The other day I was helping a friend with her unused WordPress site. She had asked me to install Simple:Press (a forum plugin for WordPress) so she could try it out for a new site she will be creating. Her site is hosted by the same company that hosts several of my own and my clients’ sites.
I uploaded and installed the forum software, then password protected her site, as she had asked me to do.
A few minutes later I was unable to access her site, and when I went to work on one of my own sites while this presumably temporary problem resolved itself, I found I was unable to access that too.
I’d try to visit the site with my web browser, or my FTP software, and after several moments of a ‘working’ cursor either the access attempt would just silently fail, presenting me with a blank page, or some kind of ‘timeout’ error message would appear.
This was worrying. I hadn’t come across this particular forum software before and I was worried that perhaps it carried some kind of malware that was maybe creeping across the hosting company’s server.
I tried a traceroute, using Apple’s Network Utility (freely available in the Applications – Utilities folder on all modern Macs).
The traceroute showed that for all the affected sites, my MacTips and Oddity59 sites and my friend’s site, the traceroute would stop at one particular point along the route. I concluded this was some kind of spontaneous network error.
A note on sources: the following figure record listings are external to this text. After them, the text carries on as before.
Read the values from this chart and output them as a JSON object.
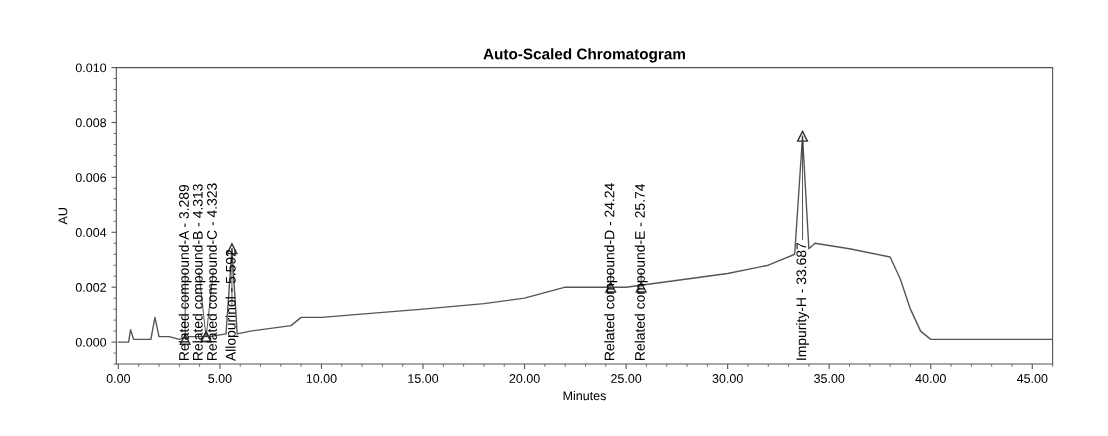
{
  "chart_data": {
    "type": "line",
    "title": "Auto-Scaled Chromatogram",
    "xlabel": "Minutes",
    "ylabel": "AU",
    "x": [
      0,
      0.5,
      0.6,
      0.75,
      1.0,
      1.6,
      1.8,
      2.0,
      2.5,
      3.0,
      3.5,
      4.5,
      5.3,
      5.592,
      5.85,
      6.5,
      8.5,
      9.0,
      9.3,
      10.0,
      15.0,
      18.0,
      20.0,
      22.0,
      25.0,
      30.0,
      32.0,
      33.3,
      33.687,
      34.0,
      34.3,
      36.0,
      38.0,
      38.5,
      39.0,
      39.5,
      40.0,
      42.0,
      46.0
    ],
    "values": [
      0,
      0,
      0.00045,
      0.0001,
      0.0001,
      0.0001,
      0.0009,
      0.0002,
      0.0002,
      0.0001,
      0.0002,
      0.0002,
      0.0003,
      0.0034,
      0.0003,
      0.0004,
      0.0006,
      0.0009,
      0.0009,
      0.0009,
      0.0012,
      0.0014,
      0.0016,
      0.002,
      0.002,
      0.0025,
      0.0028,
      0.0032,
      0.0075,
      0.0034,
      0.0036,
      0.0034,
      0.0031,
      0.0023,
      0.0012,
      0.0004,
      0.0001,
      0.0001,
      0.0001
    ],
    "color": "#555555",
    "xlim": [
      -0.1,
      46
    ],
    "ylim": [
      -0.0008,
      0.01
    ],
    "xticks": [
      {
        "value": 0,
        "label": "0.00"
      },
      {
        "value": 5,
        "label": "5.00"
      },
      {
        "value": 10,
        "label": "10.00"
      },
      {
        "value": 15,
        "label": "15.00"
      },
      {
        "value": 20,
        "label": "20.00"
      },
      {
        "value": 25,
        "label": "25.00"
      },
      {
        "value": 30,
        "label": "30.00"
      },
      {
        "value": 35,
        "label": "35.00"
      },
      {
        "value": 40,
        "label": "40.00"
      },
      {
        "value": 45,
        "label": "45.00"
      }
    ],
    "yticks": [
      {
        "value": 0,
        "label": "0.000"
      },
      {
        "value": 0.002,
        "label": "0.002"
      },
      {
        "value": 0.004,
        "label": "0.004"
      },
      {
        "value": 0.006,
        "label": "0.006"
      },
      {
        "value": 0.008,
        "label": "0.008"
      },
      {
        "value": 0.01,
        "label": "0.010"
      }
    ],
    "grid": false,
    "legend": false,
    "marker": "none",
    "line_style": "solid",
    "annotations": [
      {
        "text": "Related compound-A - 3.289",
        "x": 3.289,
        "y": 0.0001
      },
      {
        "text": "Related compound-B - 4.313",
        "x": 4.313,
        "y": 0.0002
      },
      {
        "text": "Related compound-C - 4.323",
        "x": 4.323,
        "y": 0.0002
      },
      {
        "text": "Allopurinol - 5.592",
        "x": 5.592,
        "y": 0.0034
      },
      {
        "text": "Related compound-D - 24.24",
        "x": 24.24,
        "y": 0.002
      },
      {
        "text": "Related compound-E - 25.74",
        "x": 25.74,
        "y": 0.002
      },
      {
        "text": "Impurity-H - 33.687",
        "x": 33.687,
        "y": 0.0075
      }
    ]
  }
}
Skipping ahead a few days, in which we made a quick trip to Hamilton and back, I carried out a lot of investigation. TelstraClear Helpdesk were involved — they are my ISP. They didn’t help. Webgrrls were involved. They did help. I eventually discovered several interesting facts:
- it seemed everyone else on the planet could see the affected sites, including those using TelstraClear.
- I could see the affected sites if I used a different network, such as my iPhone through Vodafone, my Hamilton friend’s Inspire network, a cloaking service that masked my static IP address.
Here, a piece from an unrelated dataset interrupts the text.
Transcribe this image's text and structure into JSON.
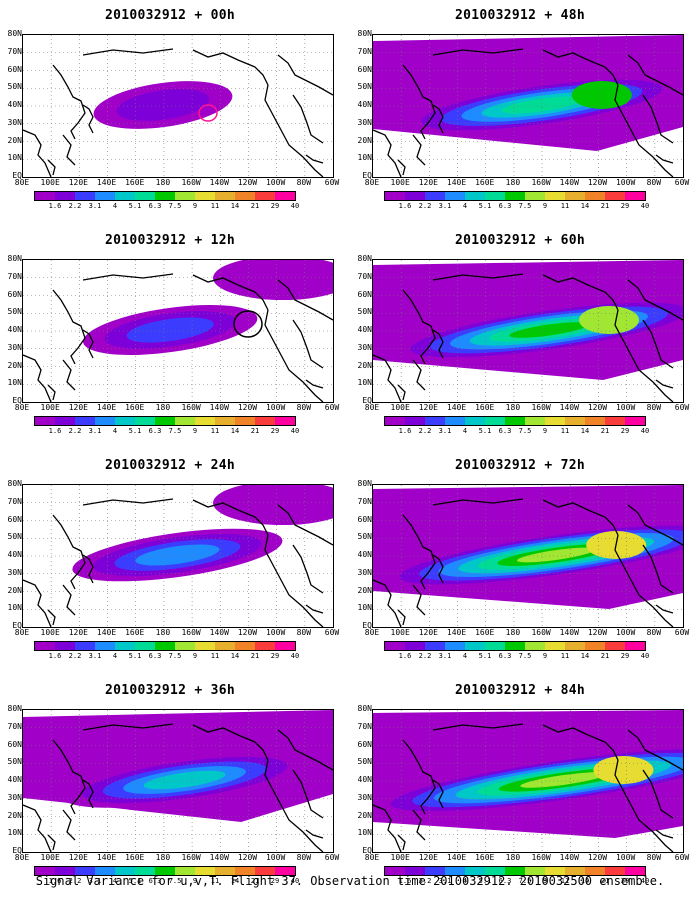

- I couldn’t see any client sites hosted at the same company, unless the site was on a different server. I used You get signal to find other sites hosted on the same server.
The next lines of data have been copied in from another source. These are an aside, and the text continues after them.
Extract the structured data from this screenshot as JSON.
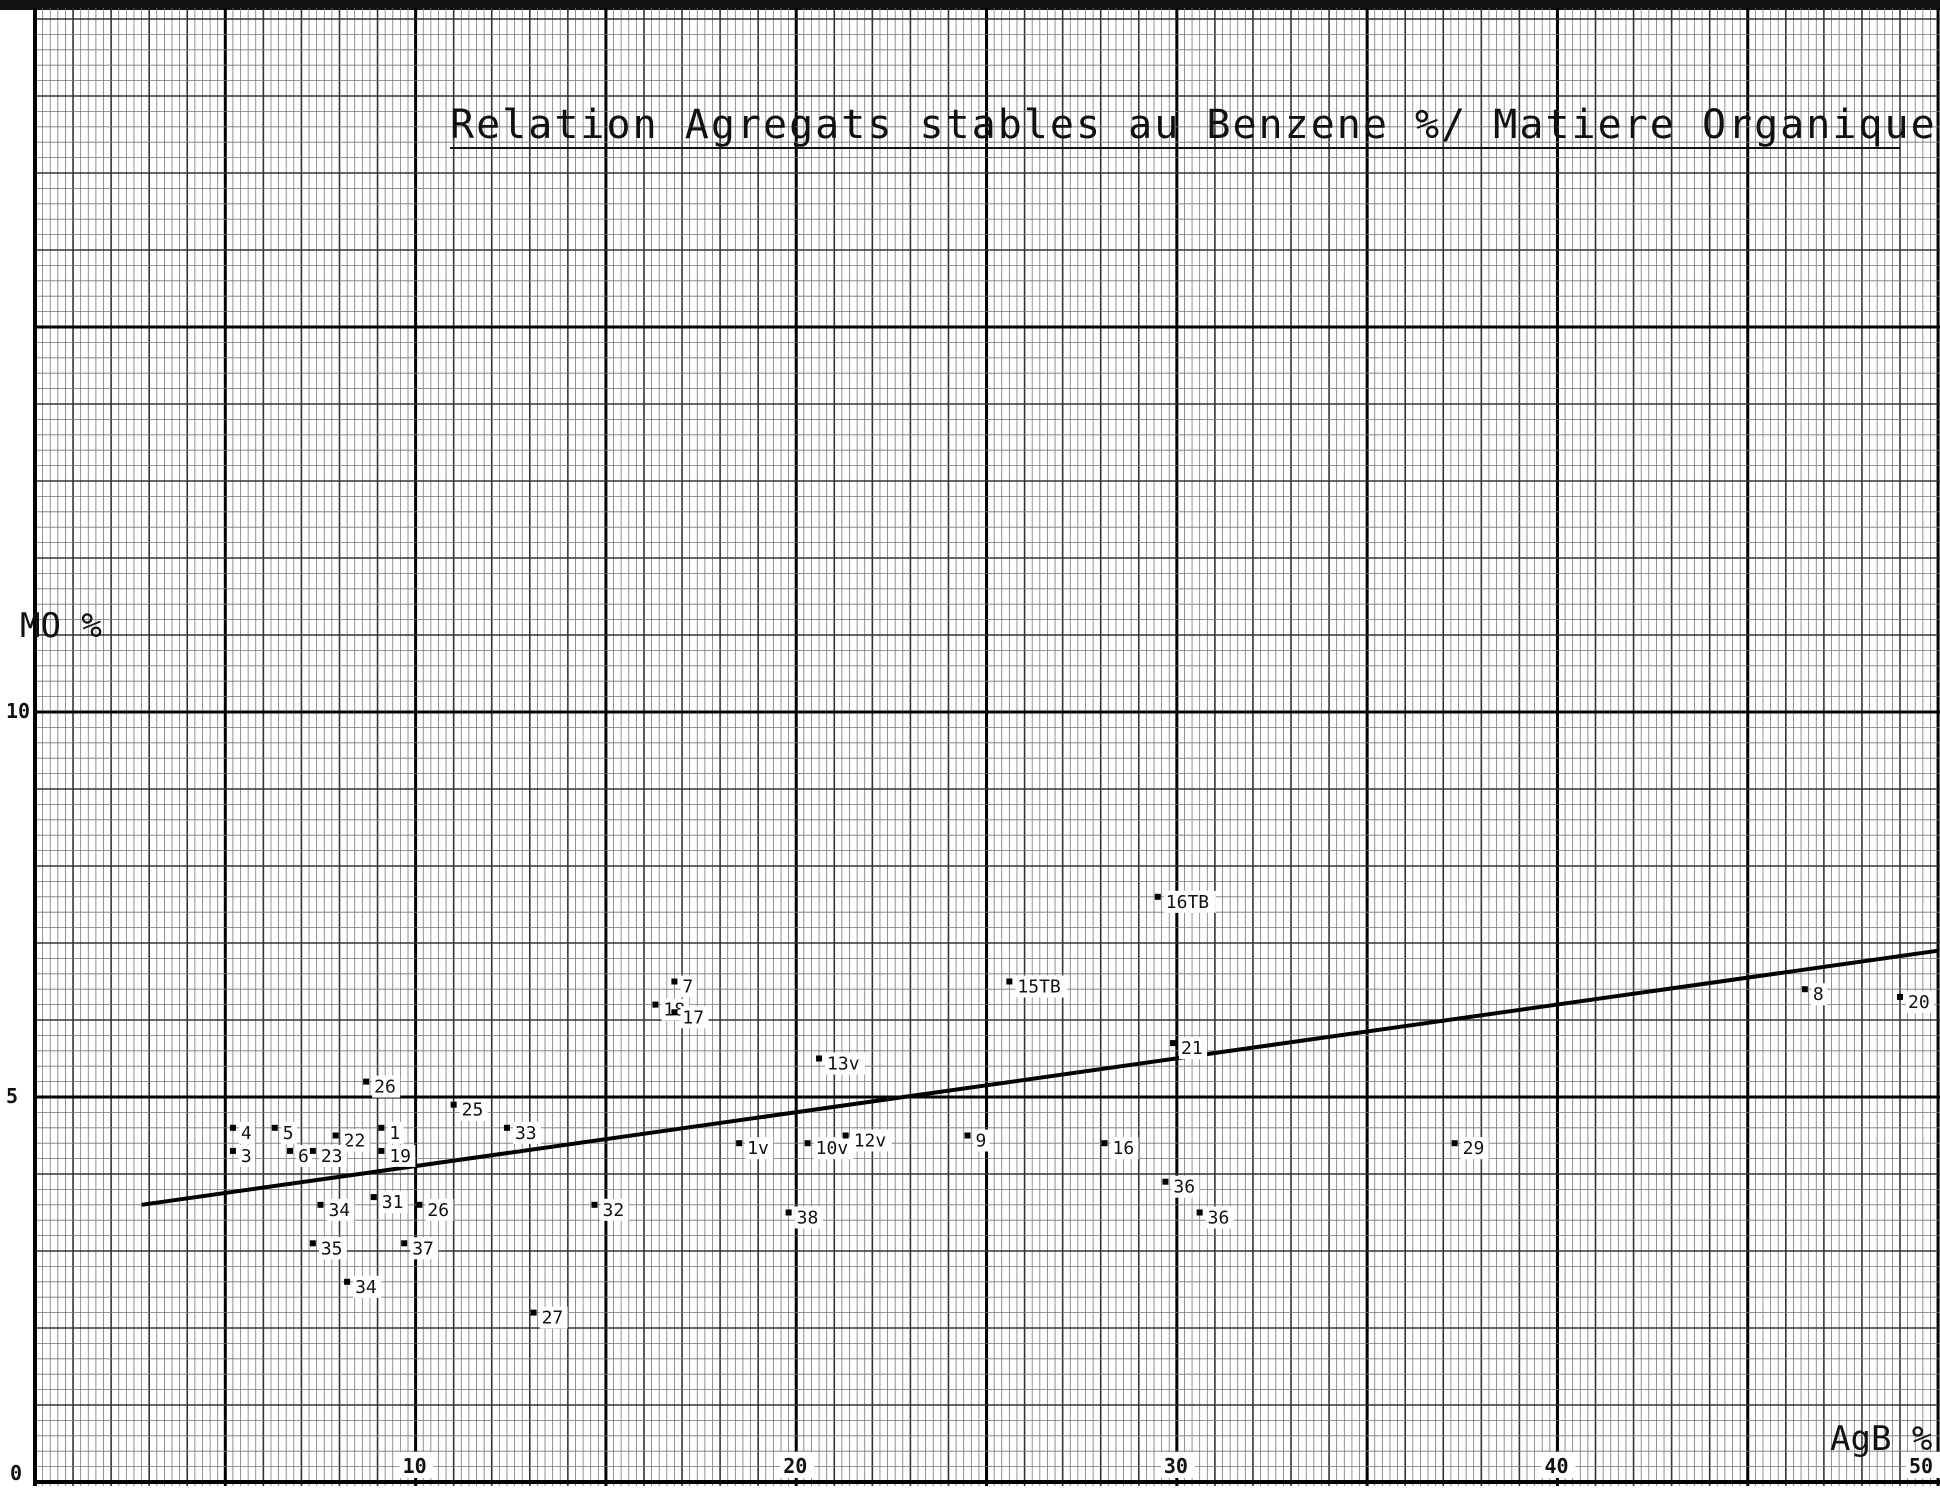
{
  "chart_data": {
    "type": "scatter",
    "title": "Relation Agregats stables au Benzene %/ Matiere Organique totale %",
    "xlabel": "AgB %",
    "ylabel": "MO %",
    "xlim": [
      0,
      50
    ],
    "ylim": [
      0,
      19.5
    ],
    "x_ticks": [
      "10",
      "20",
      "30",
      "40",
      "50"
    ],
    "y_ticks": [
      "0",
      "5",
      "10"
    ],
    "grid": true,
    "points": [
      {
        "label": "4",
        "x": 5.2,
        "y": 4.6
      },
      {
        "label": "3",
        "x": 5.2,
        "y": 4.3
      },
      {
        "label": "5",
        "x": 6.3,
        "y": 4.6
      },
      {
        "label": "6",
        "x": 6.7,
        "y": 4.3
      },
      {
        "label": "22",
        "x": 7.9,
        "y": 4.5
      },
      {
        "label": "23",
        "x": 7.3,
        "y": 4.3
      },
      {
        "label": "26",
        "x": 8.7,
        "y": 5.2
      },
      {
        "label": "1",
        "x": 9.1,
        "y": 4.6
      },
      {
        "label": "19",
        "x": 9.1,
        "y": 4.3
      },
      {
        "label": "25",
        "x": 11.0,
        "y": 4.9
      },
      {
        "label": "33",
        "x": 12.4,
        "y": 4.6
      },
      {
        "label": "34",
        "x": 7.5,
        "y": 3.6
      },
      {
        "label": "31",
        "x": 8.9,
        "y": 3.7
      },
      {
        "label": "26",
        "x": 10.1,
        "y": 3.6
      },
      {
        "label": "35",
        "x": 7.3,
        "y": 3.1
      },
      {
        "label": "37",
        "x": 9.7,
        "y": 3.1
      },
      {
        "label": "34",
        "x": 8.2,
        "y": 2.6
      },
      {
        "label": "27",
        "x": 13.1,
        "y": 2.2
      },
      {
        "label": "32",
        "x": 14.7,
        "y": 3.6
      },
      {
        "label": "18",
        "x": 16.3,
        "y": 6.2
      },
      {
        "label": "7",
        "x": 16.8,
        "y": 6.5
      },
      {
        "label": "17",
        "x": 16.8,
        "y": 6.1
      },
      {
        "label": "1v",
        "x": 18.5,
        "y": 4.4
      },
      {
        "label": "10v",
        "x": 20.3,
        "y": 4.4
      },
      {
        "label": "12v",
        "x": 21.3,
        "y": 4.5
      },
      {
        "label": "13v",
        "x": 20.6,
        "y": 5.5
      },
      {
        "label": "38",
        "x": 19.8,
        "y": 3.5
      },
      {
        "label": "9",
        "x": 24.5,
        "y": 4.5
      },
      {
        "label": "15TB",
        "x": 25.6,
        "y": 6.5
      },
      {
        "label": "16",
        "x": 28.1,
        "y": 4.4
      },
      {
        "label": "16TB",
        "x": 29.5,
        "y": 7.6
      },
      {
        "label": "21",
        "x": 29.9,
        "y": 5.7
      },
      {
        "label": "36",
        "x": 29.7,
        "y": 3.9
      },
      {
        "label": "36",
        "x": 30.6,
        "y": 3.5
      },
      {
        "label": "29",
        "x": 37.3,
        "y": 4.4
      },
      {
        "label": "8",
        "x": 46.5,
        "y": 6.4
      },
      {
        "label": "20",
        "x": 49.0,
        "y": 6.3
      }
    ],
    "trendline": {
      "x": [
        2.8,
        50.0
      ],
      "y": [
        3.6,
        6.9
      ]
    }
  }
}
- The forum software didn’t have any posts on its own support forum about this problem and googling didn’t locate anything helpful. I didn’t find any suggestions that this forum software was in any way malware. In fact, some reputable looking sites were using it.
A reverse IP domain check takes a domain name or IP address pointing to a web server and searches for other sites known to be hosted on that same web server.
I eventually concluded that the problem was very specific to one particular server, so finally submitted a help ticket to the hosting company. By now 5 days had gone by since the problem originally appeared and I was very frustrated. I couldn’t reach my own blogs — including sites that had worked perfectly for a decade.
Within a few minutes all my sites were back. Here’s what the hosting company said:
That issue a local firewall block. It appears a file/action on the [sitename] simple-forum addon generated a false positive (xss cross site scripting attack), result was your static ip got blocked. I’ve now cleared that block, also whitelisted [static IP], and removed the individual firewall rule that caused the false positive (firewall history checking showed the rule is virtually redundant and no longer needed).
I’m very glad to know the hosting company has such protections in place, but the block caused me a lot of wasted time and effort and frustration. The biggest problem was that faced with blank pages I had no idea what was going on. My assumption that it was a network problem wasn’t correct, and it was only as a last resort that I contacted the hosting company.
I hope this post may turn up in a search for anyone suffering a similar problem, plus provide links to a couple of useful tools, such as the cloaking site and the reverse IP lookup site.